In 2020, the candy raver look has re-emerged as a bass note in broader early 2000s nostalgia. Search #ravecore on TikTok and you’ll find rainbow beads, Hello Kitty everything. It’s all very Fruits (2001)the street style book detailing Harajuku looks at the turn of the millennium. Aesthetically, the glitchcore Zoom parties of Alt TikTok, like Subculture in Los Angeles are on the edge of what can be thought of as mainstream gamerbait. Like music, gaming is an ecosystem that comes in mass and underground flavors. Thus, an underground party like Subculture is sometimes sponsored by more niche auteur games, such as HoloVista—an iOS role-playing app, which bills itself as a ‘mixed reality mind bender.’
Mixed reality seems like an apt distinction between cyberpunk endeavors to bring gaming aesthetics into real life and gamerbait’s emergence as a new mass rubric for youth culture. Do you dress like an elf and go to a cyber rave? Or do you stick to athleisure basics IRL and reserve elf aesthetics for your avatar? Cyberpunk and gamerbait share an interest in anime, cosplay, LED lights, Japan, avatars, and streaming.
But while one tries to make IRL aesthetics more closely align with science fiction and fantasy, the other is more than happy to live a life of digital dualism. They buy merch from famous gamer collectives like 100 Thieves, expensive rigs from Alienware and pricey gear from SteelSeries to up their performance, stan virtuosic players like former male model Nate Hill from FaZe Clan, and watch them compete at the Worlds Championship in Shanghai.
Cyberpunk remains concerned with narrative, while gamerbait fetishizes performance.

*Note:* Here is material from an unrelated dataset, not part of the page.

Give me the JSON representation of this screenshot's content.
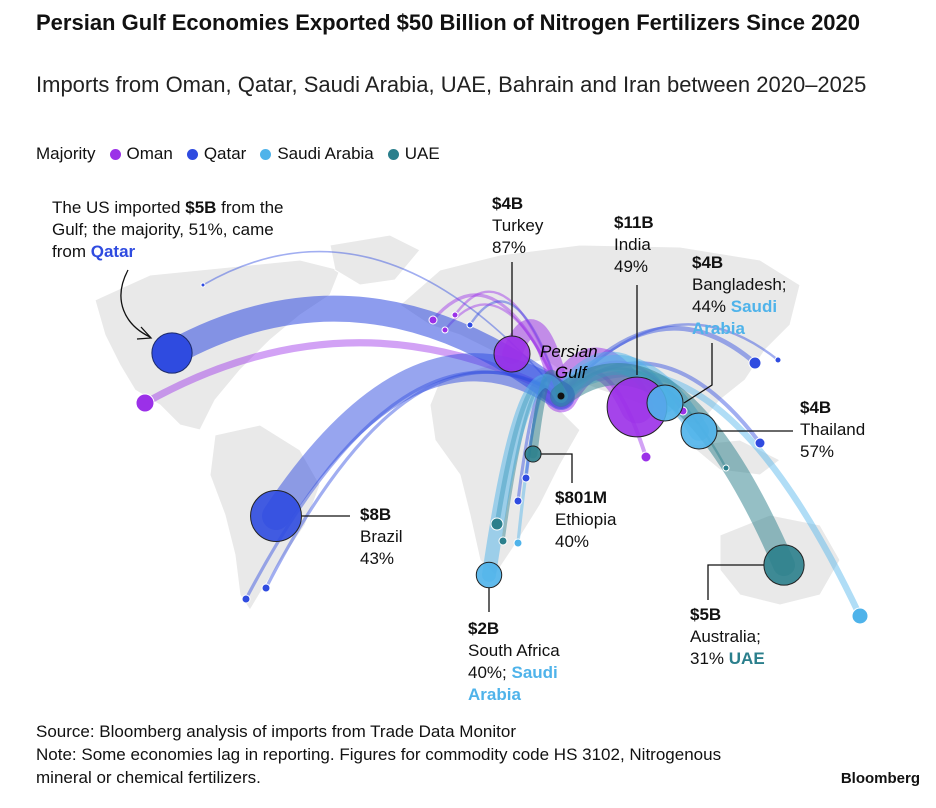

E-sports have been coming to a slow boil for quite some time. In 2020, gaming revenue has already outstripped pro-sports revenue. (It’s more than the NFL, NHL, NBA, and MLB combined.) For people over 30—like me—our awareness of this massive shift is pinged with the periodic mad rush to acquire a new gaming console. This year there have already been two stampedes. One last spring for the new Nintendo Switch and an on-going one right now for PS-5.

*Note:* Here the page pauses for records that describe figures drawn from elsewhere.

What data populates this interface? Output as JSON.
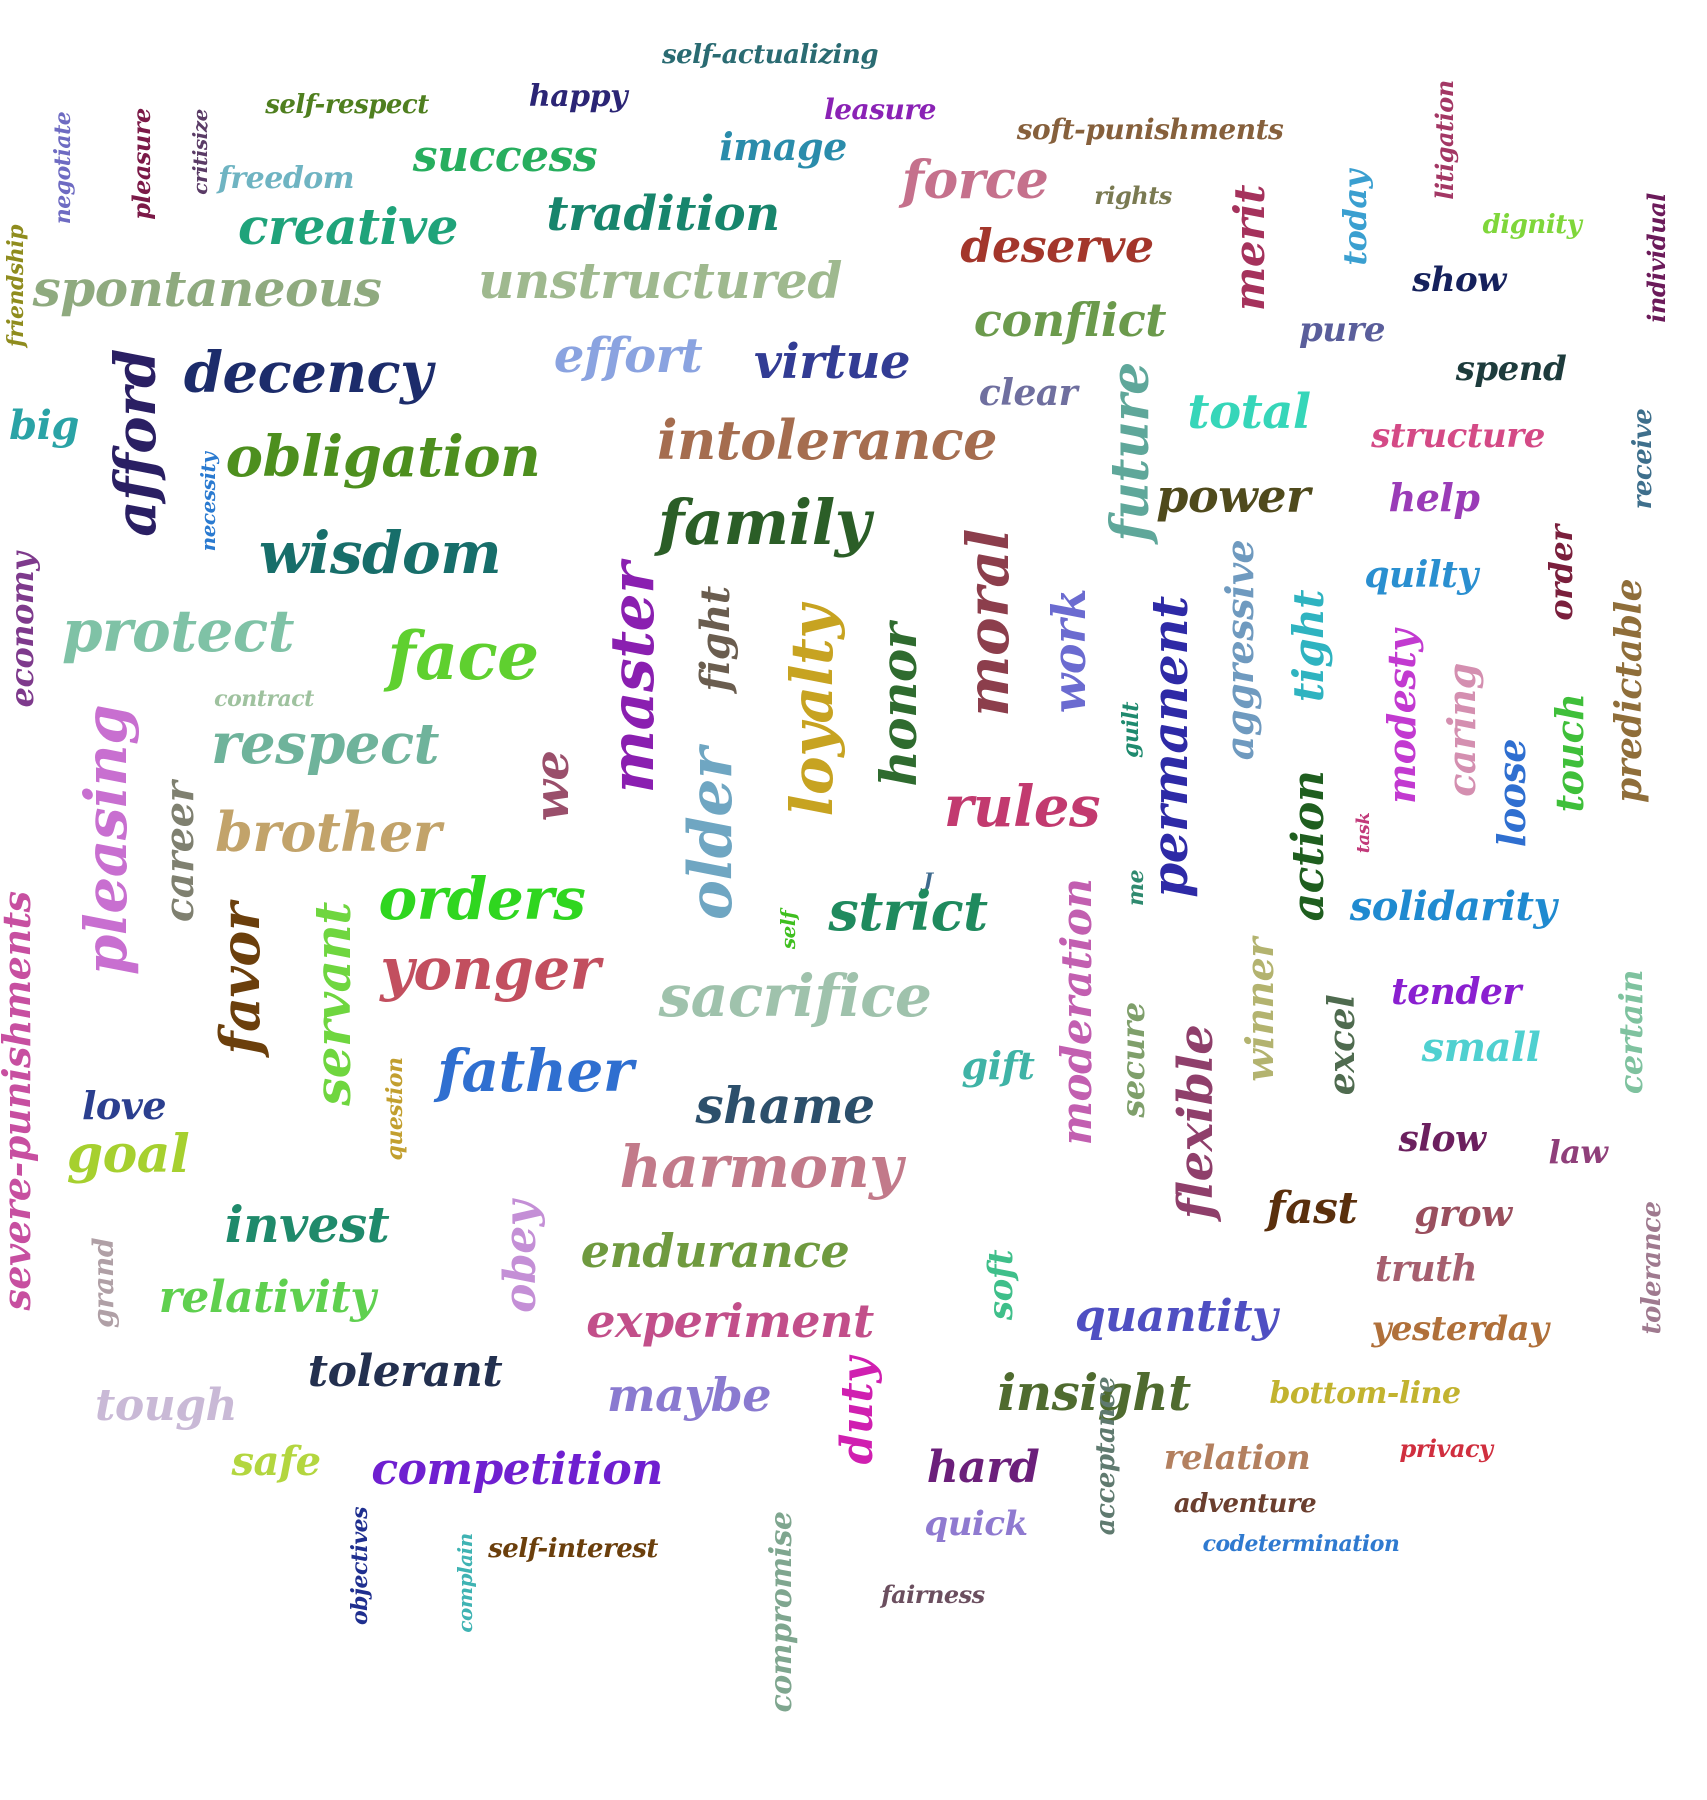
{
  "words": [
    {
      "text": "self-actualizing",
      "color": "#2a6b72"
    },
    {
      "text": "self-respect",
      "color": "#4f7f1f"
    },
    {
      "text": "happy",
      "color": "#2b2575"
    },
    {
      "text": "leasure",
      "color": "#8a22b5"
    },
    {
      "text": "soft-punishments",
      "color": "#86603c"
    },
    {
      "text": "litigation",
      "color": "#a33764"
    },
    {
      "text": "negotiate",
      "color": "#6e6bc2"
    },
    {
      "text": "pleasure",
      "color": "#7b1947"
    },
    {
      "text": "critisize",
      "color": "#5a3b66"
    },
    {
      "text": "success",
      "color": "#27ae5e"
    },
    {
      "text": "image",
      "color": "#2a8cab"
    },
    {
      "text": "freedom",
      "color": "#6fb4c2"
    },
    {
      "text": "force",
      "color": "#c5718c"
    },
    {
      "text": "rights",
      "color": "#7a7a52"
    },
    {
      "text": "friendship",
      "color": "#8f8c1e"
    },
    {
      "text": "creative",
      "color": "#1fa37a"
    },
    {
      "text": "tradition",
      "color": "#17856c"
    },
    {
      "text": "deserve",
      "color": "#a3362b"
    },
    {
      "text": "merit",
      "color": "#a5325c"
    },
    {
      "text": "today",
      "color": "#3a9fd0"
    },
    {
      "text": "dignity",
      "color": "#7fd63a"
    },
    {
      "text": "individual",
      "color": "#6b1a5a"
    },
    {
      "text": "spontaneous",
      "color": "#8faa7f"
    },
    {
      "text": "unstructured",
      "color": "#9fb98f"
    },
    {
      "text": "conflict",
      "color": "#6b9a4c"
    },
    {
      "text": "show",
      "color": "#15215c"
    },
    {
      "text": "pure",
      "color": "#5a5e9b"
    },
    {
      "text": "effort",
      "color": "#8aa3e0"
    },
    {
      "text": "virtue",
      "color": "#323c94"
    },
    {
      "text": "decency",
      "color": "#1c2c6b"
    },
    {
      "text": "afford",
      "color": "#2a1f63"
    },
    {
      "text": "spend",
      "color": "#1d3b3c"
    },
    {
      "text": "big",
      "color": "#2aa3a6"
    },
    {
      "text": "clear",
      "color": "#6f6f9f"
    },
    {
      "text": "total",
      "color": "#36d6b9"
    },
    {
      "text": "future",
      "color": "#5fa79a"
    },
    {
      "text": "structure",
      "color": "#d44a86"
    },
    {
      "text": "receive",
      "color": "#3e6f8c"
    },
    {
      "text": "obligation",
      "color": "#4d8f1e"
    },
    {
      "text": "necessity",
      "color": "#2a7ad0"
    },
    {
      "text": "intolerance",
      "color": "#a56d4f"
    },
    {
      "text": "power",
      "color": "#4f4a1c"
    },
    {
      "text": "help",
      "color": "#9a3cb7"
    },
    {
      "text": "family",
      "color": "#2b5e27"
    },
    {
      "text": "wisdom",
      "color": "#176e6a"
    },
    {
      "text": "economy",
      "color": "#7e3a8c"
    },
    {
      "text": "order",
      "color": "#7a1f3c"
    },
    {
      "text": "quilty",
      "color": "#2a8fd0"
    },
    {
      "text": "moral",
      "color": "#8c3e4c"
    },
    {
      "text": "aggressive",
      "color": "#6f9abf"
    },
    {
      "text": "protect",
      "color": "#7fc2a6"
    },
    {
      "text": "fight",
      "color": "#6a5d4f"
    },
    {
      "text": "master",
      "color": "#8a1fb0"
    },
    {
      "text": "work",
      "color": "#6b6bd0"
    },
    {
      "text": "tight",
      "color": "#2fb3c0"
    },
    {
      "text": "face",
      "color": "#5fd02f"
    },
    {
      "text": "honor",
      "color": "#2f6b2f"
    },
    {
      "text": "loyalty",
      "color": "#c7a321"
    },
    {
      "text": "permanent",
      "color": "#2e2aa6"
    },
    {
      "text": "predictable",
      "color": "#8f6e3a"
    },
    {
      "text": "contract",
      "color": "#9fc29f"
    },
    {
      "text": "modesty",
      "color": "#c23ad0"
    },
    {
      "text": "caring",
      "color": "#d48fb0"
    },
    {
      "text": "touch",
      "color": "#3fbf3a"
    },
    {
      "text": "guilt",
      "color": "#1f8a6e"
    },
    {
      "text": "respect",
      "color": "#6fb39b"
    },
    {
      "text": "pleasing",
      "color": "#c86fd0"
    },
    {
      "text": "we",
      "color": "#9a4f6b"
    },
    {
      "text": "loose",
      "color": "#2f6fd0"
    },
    {
      "text": "career",
      "color": "#7f8070"
    },
    {
      "text": "older",
      "color": "#6fa6c2"
    },
    {
      "text": "rules",
      "color": "#c23a6f"
    },
    {
      "text": "action",
      "color": "#1f5e1f"
    },
    {
      "text": "brother",
      "color": "#c2a36a"
    },
    {
      "text": "task",
      "color": "#c23a7a"
    },
    {
      "text": "severe-punishments",
      "color": "#c74fa0"
    },
    {
      "text": "orders",
      "color": "#2fd61f"
    },
    {
      "text": "me",
      "color": "#2f8a6f"
    },
    {
      "text": "J",
      "color": "#3f6b8f"
    },
    {
      "text": "strict",
      "color": "#1f8a5e"
    },
    {
      "text": "solidarity",
      "color": "#1f8ad0"
    },
    {
      "text": "favor",
      "color": "#6b3f0c"
    },
    {
      "text": "servant",
      "color": "#6fd63f"
    },
    {
      "text": "self",
      "color": "#3fbf1f"
    },
    {
      "text": "moderation",
      "color": "#c25fb0"
    },
    {
      "text": "winner",
      "color": "#b3b36f"
    },
    {
      "text": "yonger",
      "color": "#c24f5f"
    },
    {
      "text": "sacrifice",
      "color": "#9fc2ac"
    },
    {
      "text": "tender",
      "color": "#8a1fd0"
    },
    {
      "text": "certain",
      "color": "#7fc29f"
    },
    {
      "text": "excel",
      "color": "#4f6b4f"
    },
    {
      "text": "small",
      "color": "#4fd0d0"
    },
    {
      "text": "secure",
      "color": "#7f9f6b"
    },
    {
      "text": "gift",
      "color": "#3fb3a6"
    },
    {
      "text": "father",
      "color": "#2f6fd0"
    },
    {
      "text": "flexible",
      "color": "#8f3f6b"
    },
    {
      "text": "question",
      "color": "#c29f2f"
    },
    {
      "text": "shame",
      "color": "#2c4f6b"
    },
    {
      "text": "love",
      "color": "#2b3f8f"
    },
    {
      "text": "slow",
      "color": "#6b1f5e"
    },
    {
      "text": "law",
      "color": "#8f3f7a"
    },
    {
      "text": "goal",
      "color": "#a6d02f"
    },
    {
      "text": "harmony",
      "color": "#c27a8a"
    },
    {
      "text": "obey",
      "color": "#c48fd6"
    },
    {
      "text": "fast",
      "color": "#5a2f0c"
    },
    {
      "text": "grow",
      "color": "#9a4f5e"
    },
    {
      "text": "invest",
      "color": "#1f8a6b"
    },
    {
      "text": "tolerance",
      "color": "#9f7a8f"
    },
    {
      "text": "endurance",
      "color": "#6f9a3f"
    },
    {
      "text": "grand",
      "color": "#b0a0a6"
    },
    {
      "text": "truth",
      "color": "#a65f6f"
    },
    {
      "text": "soft",
      "color": "#3fbf8a"
    },
    {
      "text": "relativity",
      "color": "#5fd04f"
    },
    {
      "text": "experiment",
      "color": "#c24f8a"
    },
    {
      "text": "quantity",
      "color": "#4f4fc2"
    },
    {
      "text": "yesterday",
      "color": "#b0703a"
    },
    {
      "text": "tolerant",
      "color": "#23304f"
    },
    {
      "text": "insight",
      "color": "#4f6b2f"
    },
    {
      "text": "bottom-line",
      "color": "#c2b32f"
    },
    {
      "text": "tough",
      "color": "#c9b9d6"
    },
    {
      "text": "maybe",
      "color": "#8a7ad0"
    },
    {
      "text": "duty",
      "color": "#d01fb0"
    },
    {
      "text": "acceptance",
      "color": "#5f7a6f"
    },
    {
      "text": "relation",
      "color": "#b3805f"
    },
    {
      "text": "privacy",
      "color": "#d02f3f"
    },
    {
      "text": "safe",
      "color": "#b3d63f"
    },
    {
      "text": "competition",
      "color": "#6f1fd0"
    },
    {
      "text": "hard",
      "color": "#6b1f7a"
    },
    {
      "text": "adventure",
      "color": "#6b3f2f"
    },
    {
      "text": "quick",
      "color": "#8f7ad0"
    },
    {
      "text": "codetermination",
      "color": "#2f7ad0"
    },
    {
      "text": "objectives",
      "color": "#1f2f8f"
    },
    {
      "text": "complain",
      "color": "#3fb3b3"
    },
    {
      "text": "self-interest",
      "color": "#6b3f0c"
    },
    {
      "text": "compromise",
      "color": "#7fa68f"
    },
    {
      "text": "fairness",
      "color": "#6b4f5f"
    }
  ]
}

There simply isn’t any other category that inspires the same hyper-ventilation and hysteria a new gaming system does. 
When you look around, you start to spot it everywhere, in high-brow, low-brow, and middle-brow iterations. Yesterday, at the Macy’s Thanksgiving Day Parade, Colombian singer Karol G styled herself like the holographic Japanese anime star Hatsune Miku, Pokémon got a 25th anniversary shout-out and blue-haired Goku debuted as a giant balloon.
Baauer—best known for his 2012 viral EDM song “Harlem Shake”—won a 2021 Best Dance Album Grammy nomination for Planet’s Mad. It was released this spring with a pseudo-apocalyptic CGI movie on YouTube that looks like a 40 minute video game narrative interstitial.
And of course, Balenciaga will be releasing their own video game on December 6th— Afterworld: The Age of Tomorrow. Set in 2031, it will be playable on browsers and debut the house’s SS21 collection.